Interestingly, BMW’s Motorrad division has existed for longer than its M\ performance division, but the two have never collaborated on a performance motorcycle before. Or at least the latter has never leant its name to the former until now. The new BMW M 1000 RR is obviously an extension of the already potent S 1000 RR with even more spunk. Homologation special cars basically don’t exist anymore, but in the world of bikes it’s still running strong, which is why this bike exists.

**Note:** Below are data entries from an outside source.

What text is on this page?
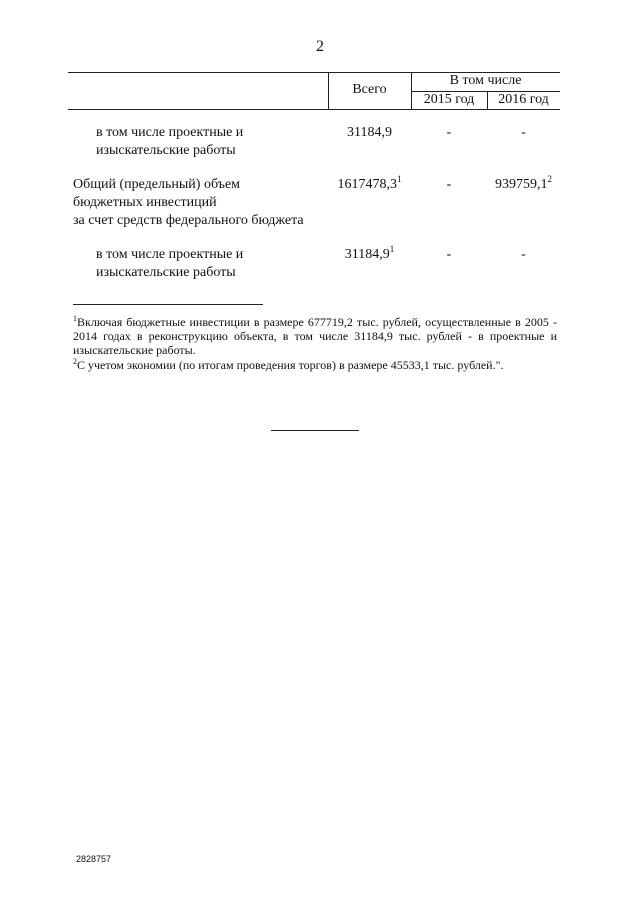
2
Всего
В том числе
2015 год	2016 год
в том числе проектные и
изыскательские работы
31184,9	-	-
Общий (предельный) объем
бюджетных инвестиций
за счет средств федерального бюджета
1617478,3$^1$	-	939759,1$^2$
в том числе проектные и
изыскательские работы
31184,9$^1$	-	-
$^1$Включая бюджетные инвестиции в размере 677719,2 тыс. рублей, осуществленные в 2005 - 2014 годах в реконструкцию объекта, в том числе 31184,9 тыс. рублей - в проектные и изыскательские работы.
$^2$С учетом экономии (по итогам проведения торгов) в размере 45533,1 тыс. рублей.".
2828757
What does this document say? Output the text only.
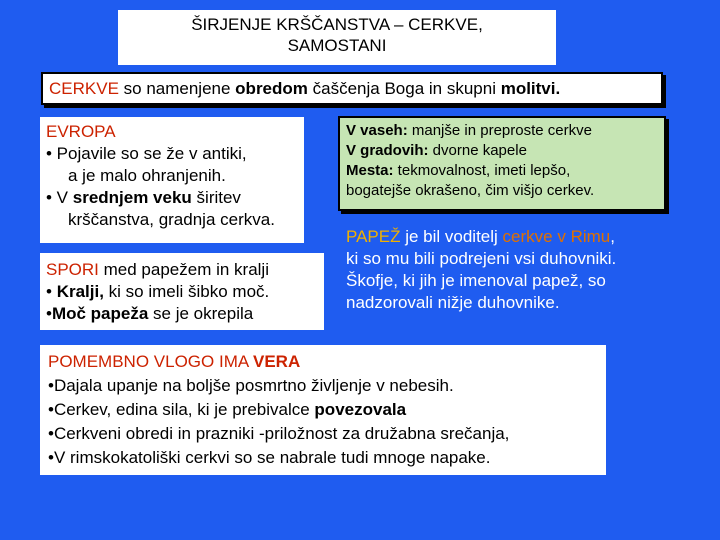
ŠIRJENJE KRŠČANSTVA – CERKVE,
SAMOSTANI
CERKVE so namenjene obredom čaščenja Boga in skupni molitvi.
EVROPA
• Pojavile so se že v antiki,
a je malo ohranjenih.
• V srednjem veku širitev
krščanstva, gradnja cerkva.
SPORI med papežem in kralji
• Kralji, ki so imeli šibko moč.
•Moč papeža se je okrepila
V vaseh: manjše in preproste cerkve
V gradovih: dvorne kapele
Mesta: tekmovalnost, imeti lepšo,
bogatejše okrašeno, čim višjo cerkev.
PAPEŽ je bil voditelj cerkve v Rimu,
ki so mu bili podrejeni vsi duhovniki.
Škofje, ki jih je imenoval papež, so
nadzorovali nižje duhovnike.
POMEMBNO VLOGO IMA VERA
•Dajala upanje na boljše posmrtno življenje v nebesih.
•Cerkev, edina sila, ki je prebivalce povezovala
•Cerkveni obredi in prazniki -priložnost za družabna srečanja,
•V rimskokatoliški cerkvi so se nabrale tudi mnoge napake.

A few weeks ago the Motor Works unveiled a set of carbon fiber M performance parts for the S 1000 RR that conspired to reduce the weight of the bike by seven pounds (and reduce the weight of your wallet by $3700). It would seem that the company’s ultimate goal here was to secure the World Superbike championship with this homologation special, as all of the M-developed parts integrated into the new M 1000 RR were required to transfer over unchanged to the WSBK version. This also explains the bike’s relatively low price tag (£30,935 in the UK) because it needs to fit within that series’ price cap. This is a far cry from the old days of BMW’s $100,000 HP4 race version.
In addition to the lightweight carbon bits, the M 1000 RR also adds an Akrapovic exhaust and removes other extraneous bits to reduce the bike’s weight an additional four pounds, down to 423 pounds. The bike’s inline four engine has been seriously modified with lighter pistons and titanium connecting rods, which pumps up output to 212 horsepower (up from 205 in the “regular” S 1000 RR) and increases the engine’s redline to 15,100 rpm.

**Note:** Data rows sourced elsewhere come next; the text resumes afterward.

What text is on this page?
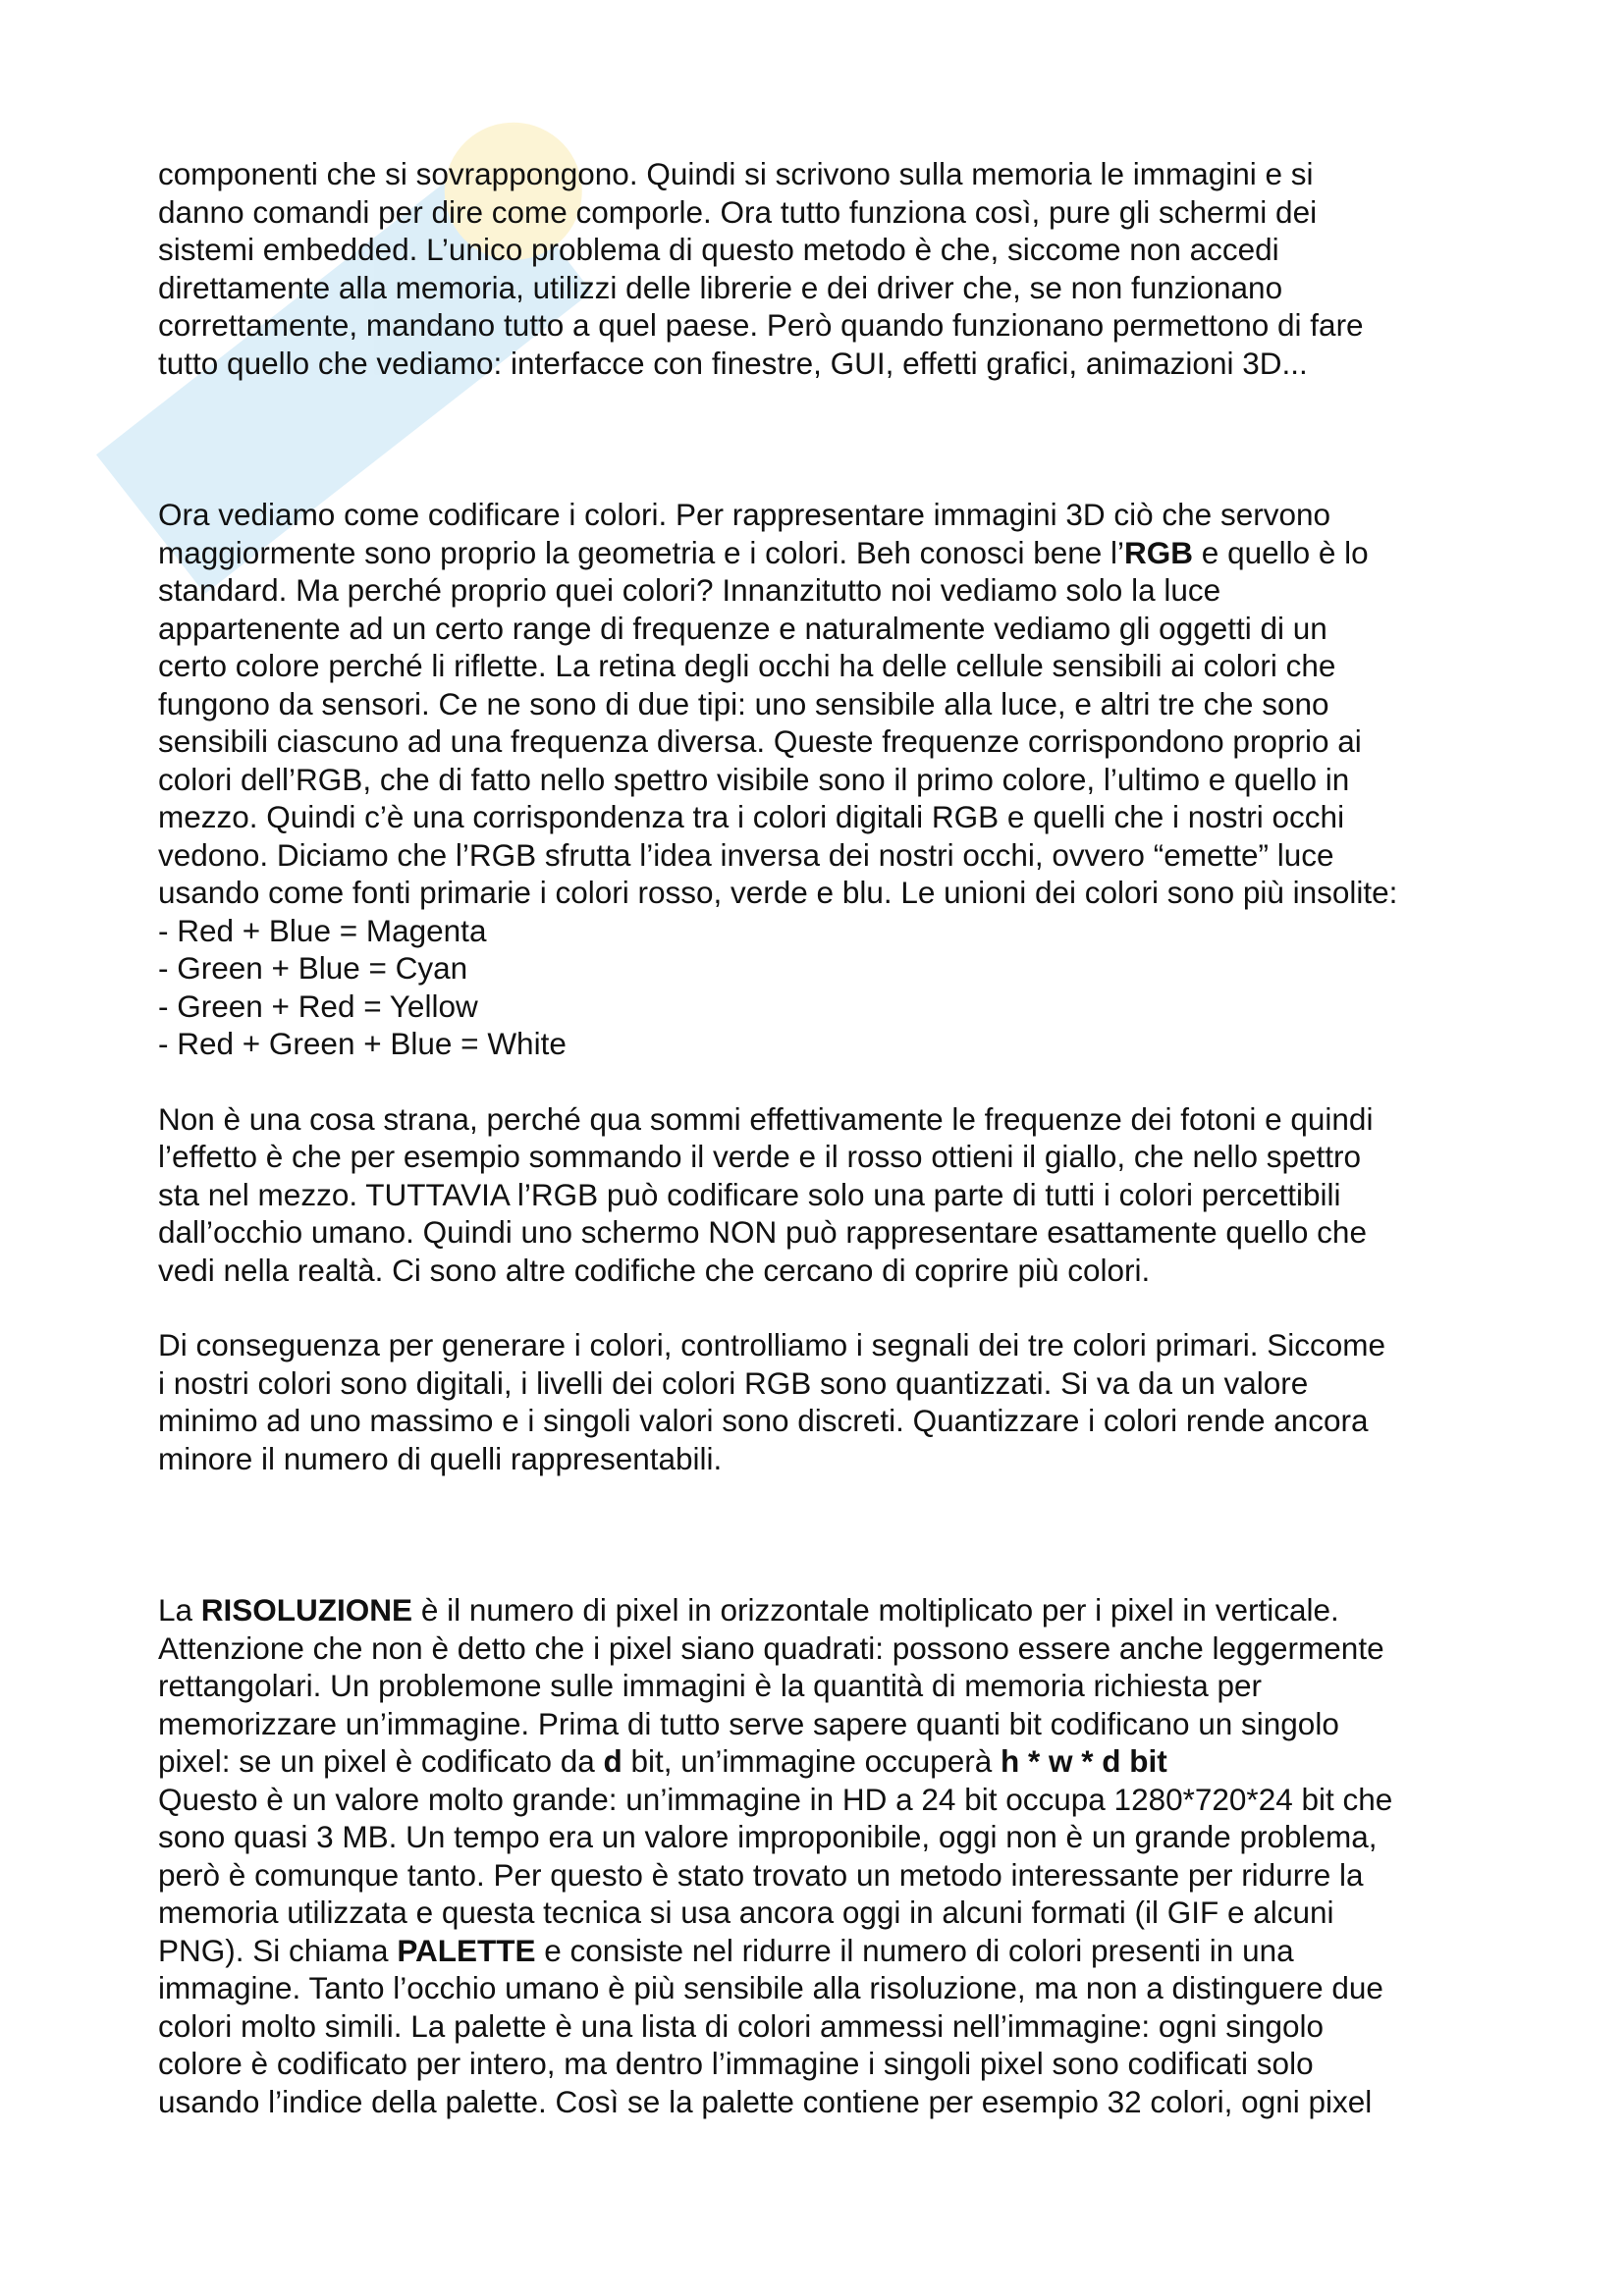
componenti che si sovrappongono. Quindi si scrivono sulla memoria le immagini e si
danno comandi per dire come comporle. Ora tutto funziona così, pure gli schermi dei
sistemi embedded. L’unico problema di questo metodo è che, siccome non accedi
direttamente alla memoria, utilizzi delle librerie e dei driver che, se non funzionano
correttamente, mandano tutto a quel paese. Però quando funzionano permettono di fare
tutto quello che vediamo: interfacce con finestre, GUI, effetti grafici, animazioni 3D...

Ora vediamo come codificare i colori. Per rappresentare immagini 3D ciò che servono
maggiormente sono proprio la geometria e i colori. Beh conosci bene l’RGB e quello è lo
standard. Ma perché proprio quei colori? Innanzitutto noi vediamo solo la luce
appartenente ad un certo range di frequenze e naturalmente vediamo gli oggetti di un
certo colore perché li riflette. La retina degli occhi ha delle cellule sensibili ai colori che
fungono da sensori. Ce ne sono di due tipi: uno sensibile alla luce, e altri tre che sono
sensibili ciascuno ad una frequenza diversa. Queste frequenze corrispondono proprio ai
colori dell’RGB, che di fatto nello spettro visibile sono il primo colore, l’ultimo e quello in
mezzo. Quindi c’è una corrispondenza tra i colori digitali RGB e quelli che i nostri occhi
vedono. Diciamo che l’RGB sfrutta l’idea inversa dei nostri occhi, ovvero “emette” luce
usando come fonti primarie i colori rosso, verde e blu. Le unioni dei colori sono più insolite:
- Red + Blue = Magenta
- Green + Blue = Cyan
- Green + Red = Yellow
- Red + Green + Blue = White

Non è una cosa strana, perché qua sommi effettivamente le frequenze dei fotoni e quindi
l’effetto è che per esempio sommando il verde e il rosso ottieni il giallo, che nello spettro
sta nel mezzo. TUTTAVIA l’RGB può codificare solo una parte di tutti i colori percettibili
dall’occhio umano. Quindi uno schermo NON può rappresentare esattamente quello che
vedi nella realtà. Ci sono altre codifiche che cercano di coprire più colori.

Di conseguenza per generare i colori, controlliamo i segnali dei tre colori primari. Siccome
i nostri colori sono digitali, i livelli dei colori RGB sono quantizzati. Si va da un valore
minimo ad uno massimo e i singoli valori sono discreti. Quantizzare i colori rende ancora
minore il numero di quelli rappresentabili.

La RISOLUZIONE è il numero di pixel in orizzontale moltiplicato per i pixel in verticale.
Attenzione che non è detto che i pixel siano quadrati: possono essere anche leggermente
rettangolari. Un problemone sulle immagini è la quantità di memoria richiesta per
memorizzare un’immagine. Prima di tutto serve sapere quanti bit codificano un singolo
pixel: se un pixel è codificato da d bit, un’immagine occuperà h * w * d bit
Questo è un valore molto grande: un’immagine in HD a 24 bit occupa 1280*720*24 bit che
sono quasi 3 MB. Un tempo era un valore improponibile, oggi non è un grande problema,
però è comunque tanto. Per questo è stato trovato un metodo interessante per ridurre la
memoria utilizzata e questa tecnica si usa ancora oggi in alcuni formati (il GIF e alcuni
PNG). Si chiama PALETTE e consiste nel ridurre il numero di colori presenti in una
immagine. Tanto l’occhio umano è più sensibile alla risoluzione, ma non a distinguere due
colori molto simili. La palette è una lista di colori ammessi nell’immagine: ogni singolo
colore è codificato per intero, ma dentro l’immagine i singoli pixel sono codificati solo
usando l’indice della palette. Così se la palette contiene per esempio 32 colori, ogni pixel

Add in an M-developed brake package, carbon fiber downforce inducing winglet add-ons, revised and lowered suspension, two adjustable throttle curves, five riding modes, launch control, dynamic traction control, hill-start control, pit lane limiter, navigation, and a 6.5-inch TFT display, and you start to see why this bike is so expensive. It runs an impressive lap time, no doubt.
And if you thought this would be BMW’s only M bike, you’d be silly. The company known for sticking an M badge and three color livery on every vehicle in their range is now spreading that strategy to its bike segment. Following the M 1000 RR, you can expect a “touring capable sport bike” M 1000 XR and a full touring M 1300 GS.